Tyler VawserTyler Vawser

Making Powerful Statements

September 05, 2020

I spend more time speaking or presenting in my role at Apptegy than in any past role I’ve had. As a result, I have improved my presentation skills. My practice has come through thousands of interviews, 30+ onboarding classes of new hires, and other meetings and events.

Now, I am working to use my daily speaking opportunities to more intentionally improve in 3 key areas:

1. Structuring Content

Pyramid Principle

The Pyramid Principle is a technique developed by Barbara Minto while at McKinsey. Since then it’s become the defacto way of presenting an idea for every consulting firm.
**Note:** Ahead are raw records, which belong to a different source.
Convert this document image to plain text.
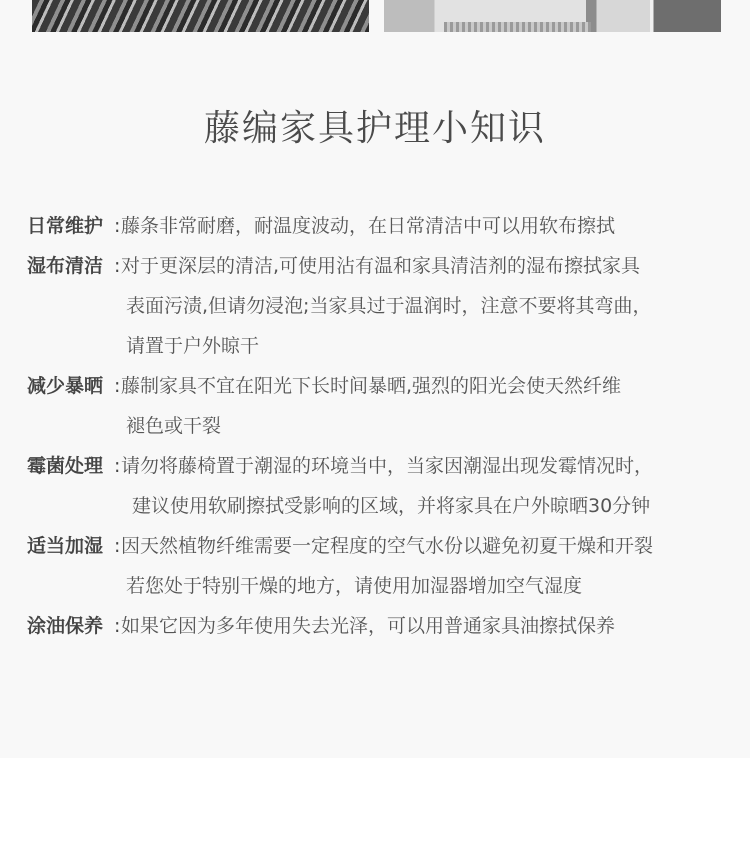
藤编家具护理小知识
日常维护 : 藤条非常耐磨，耐温度波动，在日常清洁中可以用软布擦拭
湿布清洁 : 对于更深层的清洁,可使用沾有温和家具清洁剂的湿布擦拭家具
表面污渍,但请勿浸泡;当家具过于温润时，注意不要将其弯曲，
请置于户外晾干
减少暴晒 : 藤制家具不宜在阳光下长时间暴晒,强烈的阳光会使天然纤维
褪色或干裂
霉菌处理 : 请勿将藤椅置于潮湿的环境当中，当家因潮湿出现发霉情况时，
建议使用软刷擦拭受影响的区域，并将家具在户外晾晒30分钟
适当加湿 : 因天然植物纤维需要一定程度的空气水份以避免初夏干燥和开裂
若您处于特别干燥的地方，请使用加湿器增加空气湿度
涂油保养 : 如果它因为多年使用失去光泽，可以用普通家具油擦拭保养
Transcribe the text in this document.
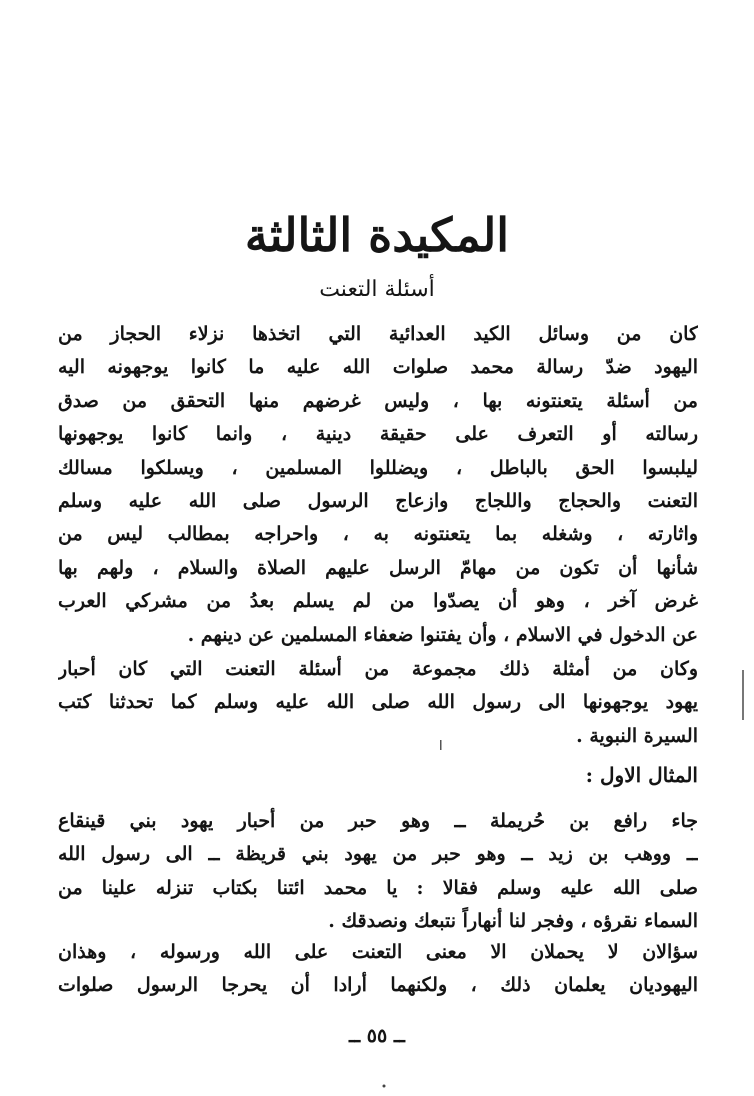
المكيدة الثالثة
أسئلة التعنت
كان من وسائل الكيد العدائية التي اتخذها نزلاء الحجاز من
اليهود ضدّ رسالة محمد صلوات الله عليه ما كانوا يوجهونه اليه
من أسئلة يتعنتونه بها ، وليس غرضهم منها التحقق من صدق
رسالته أو التعرف على حقيقة دينية ، وانما كانوا يوجهونها
ليلبسوا الحق بالباطل ، ويضللوا المسلمين ، ويسلكوا مسالك
التعنت والحجاج واللجاج وازعاج الرسول صلى الله عليه وسلم
واثارته ، وشغله بما يتعنتونه به ، واحراجه بمطالب ليس من
شأنها أن تكون من مهامّ الرسل عليهم الصلاة والسلام ، ولهم بها
غرض آخر ، وهو أن يصدّوا من لم يسلم بعدُ من مشركي العرب
عن الدخول في الاسلام ، وأن يفتنوا ضعفاء المسلمين عن دينهم .
وكان من أمثلة ذلك مجموعة من أسئلة التعنت التي كان أحبار
يهود يوجهونها الى رسول الله صلى الله عليه وسلم كما تحدثنا كتب
السيرة النبوية .
المثال الاول :
جاء رافع بن حُريملة ــ وهو حبر من أحبار يهود بني قينقاع
ــ ووهب بن زيد ــ وهو حبر من يهود بني قريظة ــ الى رسول الله
صلى الله عليه وسلم فقالا : يا محمد ائتنا بكتاب تنزله علينا من
السماء نقرؤه ، وفجر لنا أنهاراً نتبعك ونصدقك .
سؤالان لا يحملان الا معنى التعنت على الله ورسوله ، وهذان
اليهوديان يعلمان ذلك ، ولكنهما أرادا أن يحرجا الرسول صلوات
ــ ٥٥ ــ
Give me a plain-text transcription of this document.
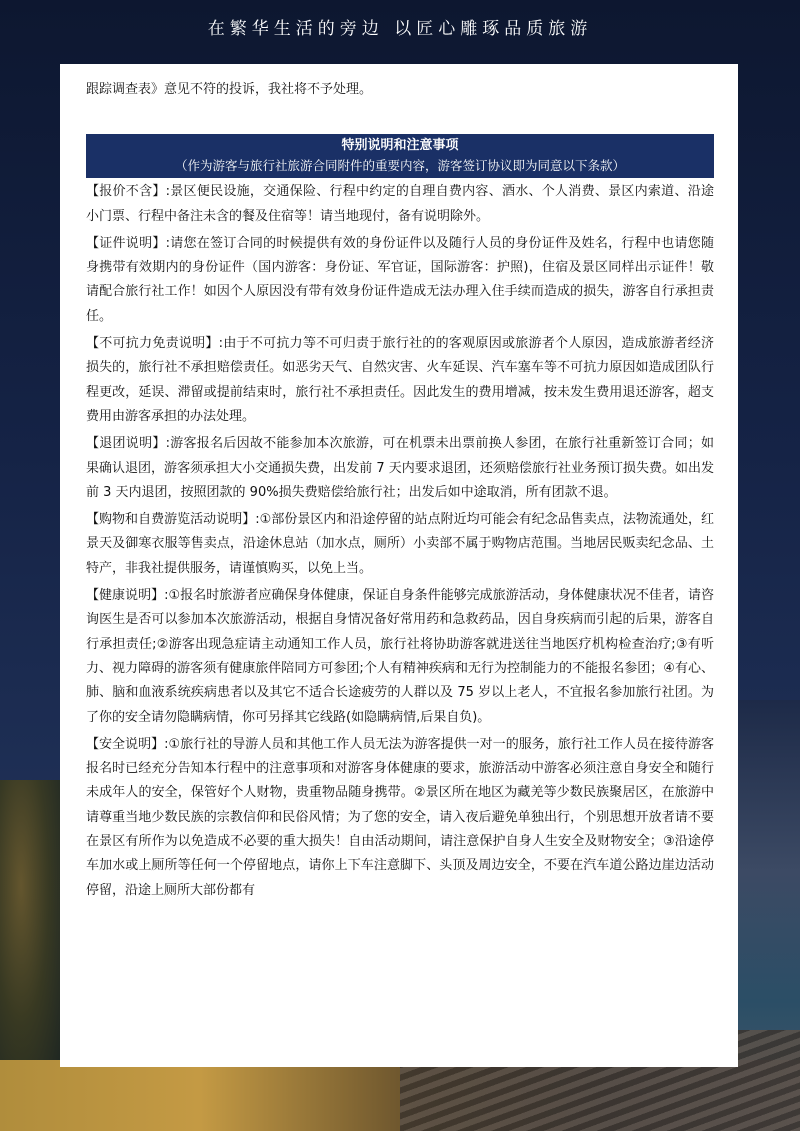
在繁华生活的旁边 以匠心雕琢品质旅游

跟踪调查表》意见不符的投诉，我社将不予处理。

特别说明和注意事项
（作为游客与旅行社旅游合同附件的重要内容，游客签订协议即为同意以下条款）

【报价不含】:景区便民设施，交通保险、行程中约定的自理自费内容、酒水、个人消费、景区内索道、沿途小门票、行程中备注未含的餐及住宿等！请当地现付，备有说明除外。

【证件说明】:请您在签订合同的时候提供有效的身份证件以及随行人员的身份证件及姓名，行程中也请您随身携带有效期内的身份证件（国内游客：身份证、军官证，国际游客：护照)，住宿及景区同样出示证件！敬请配合旅行社工作！如因个人原因没有带有效身份证件造成无法办理入住手续而造成的损失，游客自行承担责任。

【不可抗力免责说明】:由于不可抗力等不可归责于旅行社的的客观原因或旅游者个人原因，造成旅游者经济损失的，旅行社不承担赔偿责任。如恶劣天气、自然灾害、火车延误、汽车塞车等不可抗力原因如造成团队行程更改，延误、滞留或提前结束时，旅行社不承担责任。因此发生的费用增减，按未发生费用退还游客，超支费用由游客承担的办法处理。

【退团说明】:游客报名后因故不能参加本次旅游，可在机票未出票前换人参团，在旅行社重新签订合同；如果确认退团，游客须承担大小交通损失费，出发前 7 天内要求退团，还须赔偿旅行社业务预订损失费。如出发前 3 天内退团，按照团款的 90%损失费赔偿给旅行社；出发后如中途取消，所有团款不退。

【购物和自费游览活动说明】:①部份景区内和沿途停留的站点附近均可能会有纪念品售卖点，法物流通处，红景天及御寒衣服等售卖点，沿途休息站（加水点，厕所）小卖部不属于购物店范围。当地居民贩卖纪念品、土特产，非我社提供服务，请谨慎购买，以免上当。

【健康说明】:①报名时旅游者应确保身体健康，保证自身条件能够完成旅游活动，身体健康状况不佳者，请咨询医生是否可以参加本次旅游活动，根据自身情况备好常用药和急救药品，因自身疾病而引起的后果，游客自行承担责任;②游客出现急症请主动通知工作人员，旅行社将协助游客就进送往当地医疗机构检查治疗;③有听力、视力障碍的游客须有健康旅伴陪同方可参团;个人有精神疾病和无行为控制能力的不能报名参团；④有心、肺、脑和血液系统疾病患者以及其它不适合长途疲劳的人群以及 75 岁以上老人，不宜报名参加旅行社团。为了你的安全请勿隐瞒病情，你可另择其它线路(如隐瞒病情,后果自负)。

【安全说明】:①旅行社的导游人员和其他工作人员无法为游客提供一对一的服务，旅行社工作人员在接待游客报名时已经充分告知本行程中的注意事项和对游客身体健康的要求，旅游活动中游客必须注意自身安全和随行未成年人的安全，保管好个人财物，贵重物品随身携带。②景区所在地区为藏羌等少数民族聚居区，在旅游中请尊重当地少数民族的宗教信仰和民俗风情；为了您的安全，请入夜后避免单独出行，个别思想开放者请不要在景区有所作为以免造成不必要的重大损失！自由活动期间，请注意保护自身人生安全及财物安全；③沿途停车加水或上厕所等任何一个停留地点，请你上下车注意脚下、头顶及周边安全，不要在汽车道公路边崖边活动停留，沿途上厕所大部份都有
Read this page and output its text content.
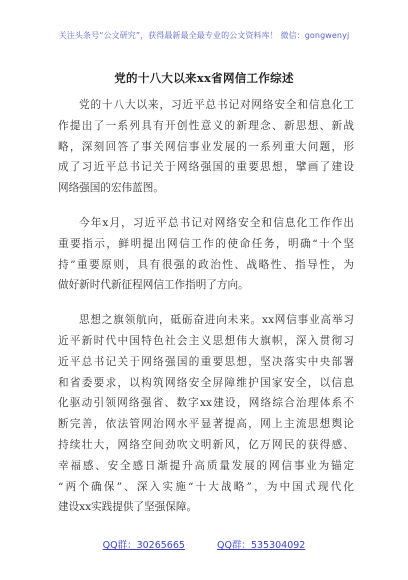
关注头条号“公文研究”，获得最新最全最专业的公文资料库！ 微信：gongwenyj
党的十八大以来xx省网信工作综述
党的十八大以来，习近平总书记对网络安全和信息化工
作提出了一系列具有开创性意义的新理念、新思想、新战
略，深刻回答了事关网信事业发展的一系列重大问题，形
成了习近平总书记关于网络强国的重要思想，擘画了建设
网络强国的宏伟蓝图。
今年x月，习近平总书记对网络安全和信息化工作作出
重要指示，鲜明提出网信工作的使命任务，明确“十个坚
持”重要原则，具有很强的政治性、战略性、指导性，为
做好新时代新征程网信工作指明了方向。
思想之旗领航向，砥砺奋进向未来。xx网信事业高举习
近平新时代中国特色社会主义思想伟大旗帜，深入贯彻习
近平总书记关于网络强国的重要思想，坚决落实中央部署
和省委要求，以构筑网络安全屏障维护国家安全，以信息
化驱动引领网络强省、数字xx建设，网络综合治理体系不
断完善，依法管网治网水平显著提高，网上主流思想舆论
持续壮大，网络空间劲吹文明新风，亿万网民的获得感、
幸福感、安全感日渐提升高质量发展的网信事业为锚定
“两个确保”、深入实施“十大战略”，为中国式现代化
建设xx实践提供了坚强保障。
QQ群：30265665	QQ群：535304092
I am practicing it in a basic form: say the answer/conclusion first and then support it (not the other way around).

By stating the answer first my audience does not need to wonder where I’m going with my thinking and, if they agree at the outset, I may not need to deliver all of my supporting reasoning, logic, or data.

Groups of 2 or 3

I’ve done this naturally over the years, but it was reinforced recently by someone I respect. When delivering information doing so in couplets or groups of three. It forces you to decide what information is most important and makes it easier for your audience to remember. Basic, but important.

2. Speaking Less

Is it worth it?

Effective speaking often includes not speaking. Asking yourself question, “Is it worth it?” is simple, but not easy. It a helpful way to hold back from speaking even when it’s difficult.

Saying thank you

Similar to the point above, saying thank you is a tactic that is simple but not easy. After someone gives a compliment, shares feedback, or gives criticism, I will say “thank you.” It forces me to be more accepting and less defensive.

Gaining confidence with silence

The difference here is focused on comfortability and confidence with silence after making a statement.

Most important for me, is using silence as a tool to let the other person start or keep talking. I count on my fingers (hidden from view on a Zoom call) to practice this. Already I’ve noticed as a result of this that others share more information and ask questions they otherwise would not have. In larger groups, it makes it easier for other to join the conversation.

3. Removing additional words

Trailing words (“so”)

For as long as I can remember, in casual conversations I use the words “so” and “right?” after a monologue or sentence. This may be the hardest area to work on because it’s small, innocent, and, to others, not as noticeable. I’m confident that the other 4 areas of improvement will help me succeed in this area.


It’s easy to add “very” and other adverbs that are intended to emphasize the point. (The most misused form of this is when people say “literally” but mean anything but that.) It is also tempting to say, “I’m 100% confident” vs. “I’m confident.” I am working on being more intentional in my presentation that compensating with additional words.

Qualifying statements (“I think”)

I have struggled with adding “I think” before most statements. Removing these statements adds confidence to both speaker and listener. There may be a risk of appearing over-confident, but it depends largely on the discussion on audience.

I think we should develop a new product to capture market share.


We should develop a new product to capture market share.

When practiced and combined, I expect these improvements to deliver powerful statements in my speech. Powerful because every word is aimed towards the same thing and has earned its place. Statement because it is just as short and as long as it needs to be.